= Daniel Ferguson =

Daniel Ferguson is a filmmaker whose credits include Wired to Win: Surviving the Tour de France, Journey to Mecca: In the Footsteps of Ibn Battuta and Last of the Elephant Men.

==Career==

Ferguson was line producer and script writer for the 2009 IMAX dramatised documentary Journey to Mecca: In the Footsteps of Ibn Battuta, produced by Cosmic Picture and SK Films, which won the Houston International Film Festival award for best short documentary in 2010 and, a year earlier in Paris, Le Prix Du Public Most Popular Film at Le Géode Film Festival. It also won a prize at the Tribeca Film Festival in New York City. The film tells the story of Ibn Battuta as he travelled to Mecca in the fourteenth century.
Ferguson was co-writer and first assistant director on Wired to Win: Surviving the Tour de France which followed two riders on the hundredth anniversary of the contest and explored how the cyclists’ brains coped with the rigours of the race.
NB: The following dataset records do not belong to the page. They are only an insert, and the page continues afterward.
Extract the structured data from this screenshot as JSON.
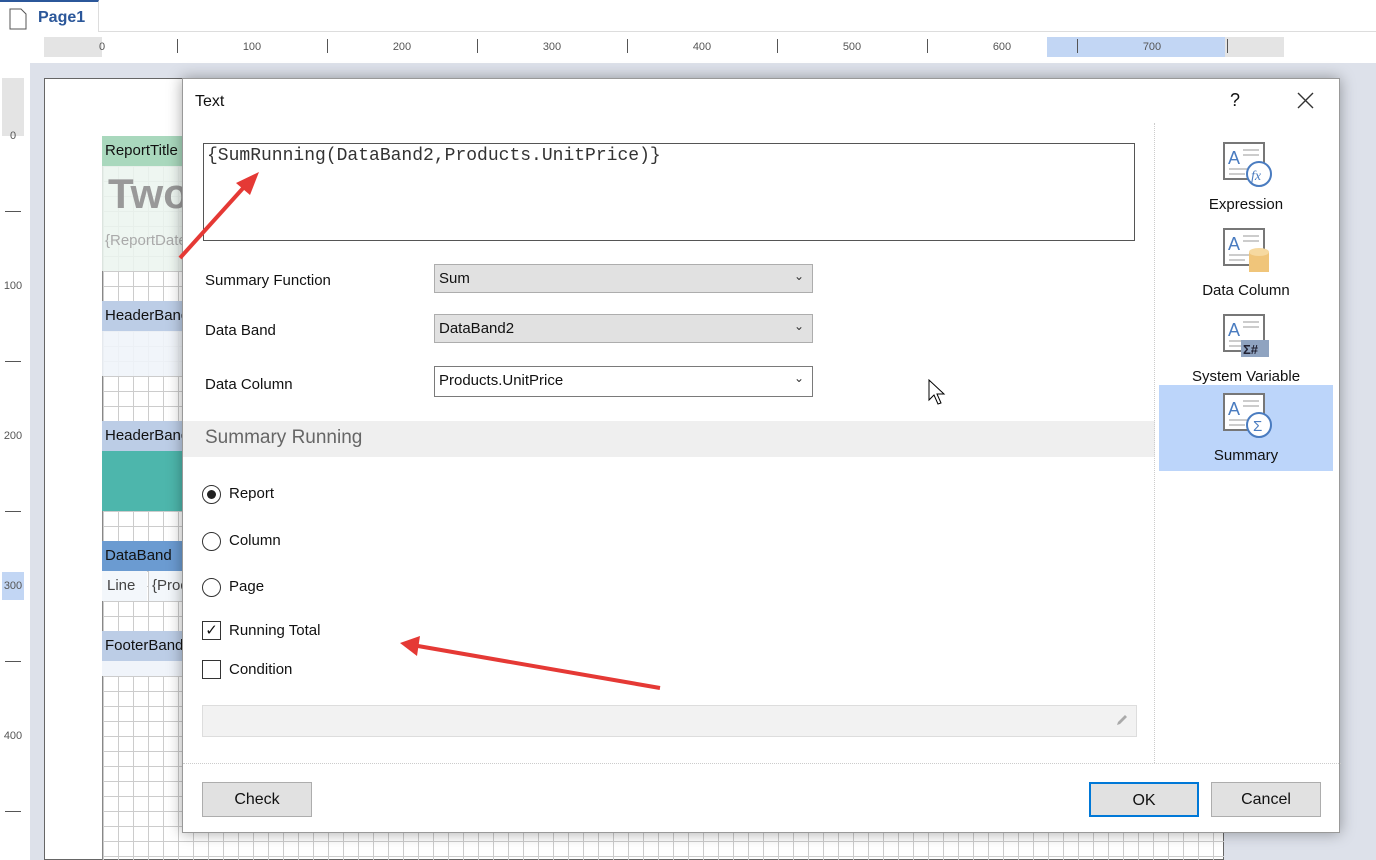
{
  "tab": {
    "label": "Page1"
  },
  "ruler": {
    "h": [
      "0",
      "100",
      "200",
      "300",
      "400",
      "500",
      "600",
      "700"
    ],
    "v": [
      "0",
      "100",
      "200",
      "300",
      "400"
    ]
  },
  "bands": {
    "report_title": "ReportTitle",
    "title_text": "Two",
    "report_date": "{ReportDate}",
    "header1": "HeaderBand",
    "header2": "HeaderBand",
    "databand": "DataBand",
    "line": "Line",
    "prod": "{Products",
    "footer": "FooterBand"
  },
  "dialog": {
    "title": "Text",
    "help": "?",
    "expression": "{SumRunning(DataBand2,Products.UnitPrice)}",
    "summary_function": {
      "label": "Summary Function",
      "value": "Sum"
    },
    "data_band": {
      "label": "Data Band",
      "value": "DataBand2"
    },
    "data_column": {
      "label": "Data Column",
      "value": "Products.UnitPrice"
    },
    "section": "Summary Running",
    "radios": [
      {
        "label": "Report",
        "checked": true
      },
      {
        "label": "Column",
        "checked": false
      },
      {
        "label": "Page",
        "checked": false
      }
    ],
    "running_total": {
      "label": "Running Total",
      "checked": true
    },
    "condition": {
      "label": "Condition",
      "checked": false,
      "value": ""
    },
    "buttons": {
      "check": "Check",
      "ok": "OK",
      "cancel": "Cancel"
    },
    "side": [
      {
        "label": "Expression",
        "icon": "expression-icon"
      },
      {
        "label": "Data Column",
        "icon": "data-column-icon"
      },
      {
        "label": "System Variable",
        "icon": "system-variable-icon"
      },
      {
        "label": "Summary",
        "icon": "summary-icon",
        "selected": true
      }
    ]
  },
  "colors": {
    "accent": "#2b579a",
    "selected": "#bcd5fa",
    "arrow": "#e53935"
  }
}
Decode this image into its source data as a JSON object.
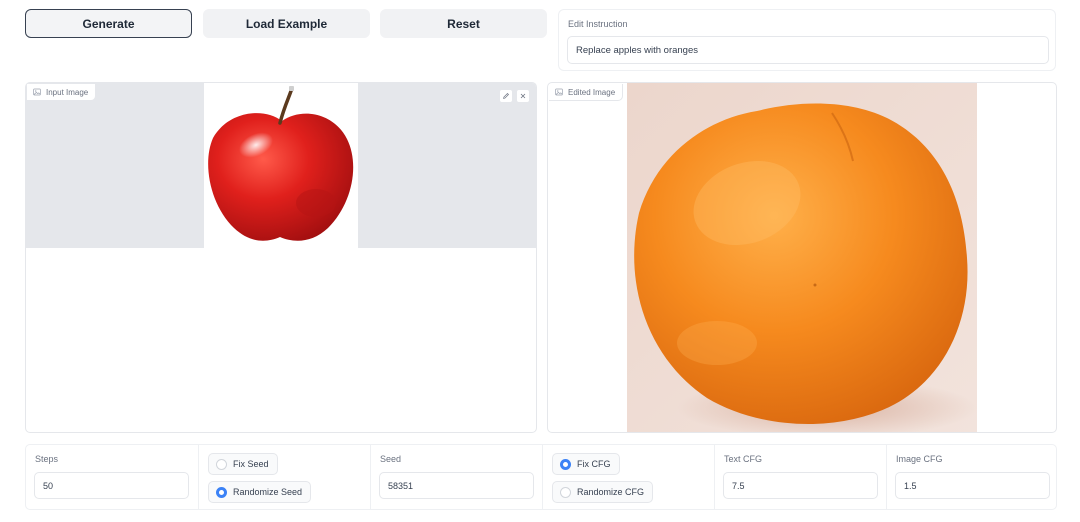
{
  "toolbar": {
    "generate_label": "Generate",
    "load_example_label": "Load Example",
    "reset_label": "Reset"
  },
  "instruction": {
    "label": "Edit Instruction",
    "value": "Replace apples with oranges"
  },
  "input_image": {
    "label": "Input Image",
    "subject": "red apple"
  },
  "edited_image": {
    "label": "Edited Image",
    "subject": "orange"
  },
  "controls": {
    "steps": {
      "label": "Steps",
      "value": "50"
    },
    "seed_mode": {
      "options": [
        "Fix Seed",
        "Randomize Seed"
      ],
      "selected": "Randomize Seed"
    },
    "seed": {
      "label": "Seed",
      "value": "58351"
    },
    "cfg_mode": {
      "options": [
        "Fix CFG",
        "Randomize CFG"
      ],
      "selected": "Fix CFG"
    },
    "text_cfg": {
      "label": "Text CFG",
      "value": "7.5"
    },
    "image_cfg": {
      "label": "Image CFG",
      "value": "1.5"
    }
  },
  "colors": {
    "accent": "#3b82f6",
    "apple": "#d91e1e",
    "orange": "#f28a22",
    "panel_gray": "#e5e7eb"
  },
  "icons": [
    "image-icon",
    "edit-icon",
    "close-icon"
  ]
}
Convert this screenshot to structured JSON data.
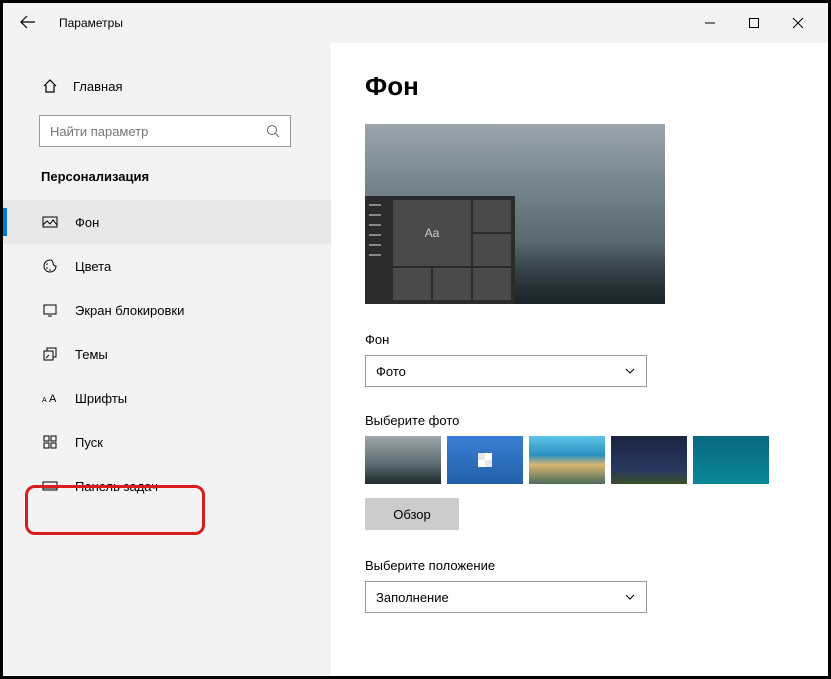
{
  "window": {
    "title": "Параметры"
  },
  "sidebar": {
    "home": "Главная",
    "search_placeholder": "Найти параметр",
    "category": "Персонализация",
    "items": [
      {
        "label": "Фон",
        "icon": "image-icon"
      },
      {
        "label": "Цвета",
        "icon": "palette-icon"
      },
      {
        "label": "Экран блокировки",
        "icon": "lockscreen-icon"
      },
      {
        "label": "Темы",
        "icon": "themes-icon"
      },
      {
        "label": "Шрифты",
        "icon": "fonts-icon"
      },
      {
        "label": "Пуск",
        "icon": "start-icon"
      },
      {
        "label": "Панель задач",
        "icon": "taskbar-icon"
      }
    ]
  },
  "main": {
    "title": "Фон",
    "preview_sample": "Aa",
    "background_label": "Фон",
    "background_value": "Фото",
    "choose_photo_label": "Выберите фото",
    "browse_label": "Обзор",
    "position_label": "Выберите положение",
    "position_value": "Заполнение"
  }
}
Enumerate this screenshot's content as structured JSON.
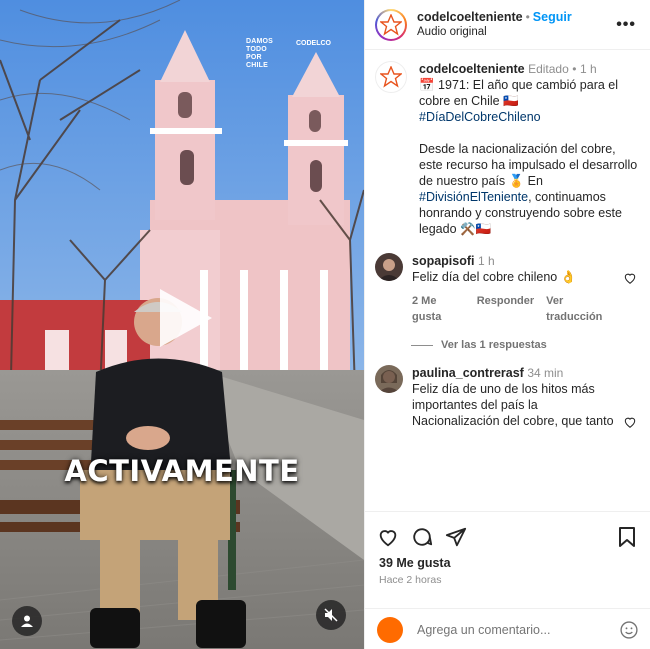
{
  "video": {
    "overlay_logo_text": "DAMOS\nTODO\nPOR\nCHILE",
    "overlay_logo2_text": "CODELCO",
    "caption_text": "ACTIVAMENTE"
  },
  "post": {
    "username": "codelcoelteniente",
    "follow_label": "Seguir",
    "audio_label": "Audio original",
    "more_label": "•••",
    "caption": {
      "username": "codelcoelteniente",
      "edited_label": "Editado",
      "time": "1 h",
      "line1": "📅 1971: El año que cambió para el cobre en Chile 🇨🇱 ",
      "hashtag1": "#DíaDelCobreChileno",
      "para2_a": "Desde la nacionalización del cobre, este recurso ha impulsado el desarrollo de nuestro país 🏅 En ",
      "hashtag2": "#DivisiónElTeniente",
      "para2_b": ", continuamos honrando y construyendo sobre este legado ⚒️🇨🇱"
    }
  },
  "comments": [
    {
      "username": "sopapisofi",
      "time": "1 h",
      "text": "Feliz día del cobre chileno 👌",
      "likes": "2 Me gusta",
      "reply_label": "Responder",
      "translate_label": "Ver traducción",
      "view_replies": "Ver las 1 respuestas"
    },
    {
      "username": "paulina_contrerasf",
      "time": "34 min",
      "text": "Feliz día de uno de los hitos más importantes del país la Nacionalización del cobre, que tanto"
    }
  ],
  "footer": {
    "likes": "39 Me gusta",
    "time_ago": "Hace 2 horas",
    "comment_placeholder": "Agrega un comentario..."
  },
  "colors": {
    "accent": "#0095f6",
    "hashtag": "#00376b",
    "muted": "#8e8e8e"
  }
}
Other film credits include line producer on Roads to Mecca and Lost Worlds: Life in the Balanc, associate producer and line producer on Seducing Maarya, and assistant director on Schmooze.
Ferguson was also director, writer and producer for the 3D IMAX film Jerusalem with George Duffield, Taran Davies and the late Jake Eberts. It is narrated by Benedict Cumberbatch and was released in 2013.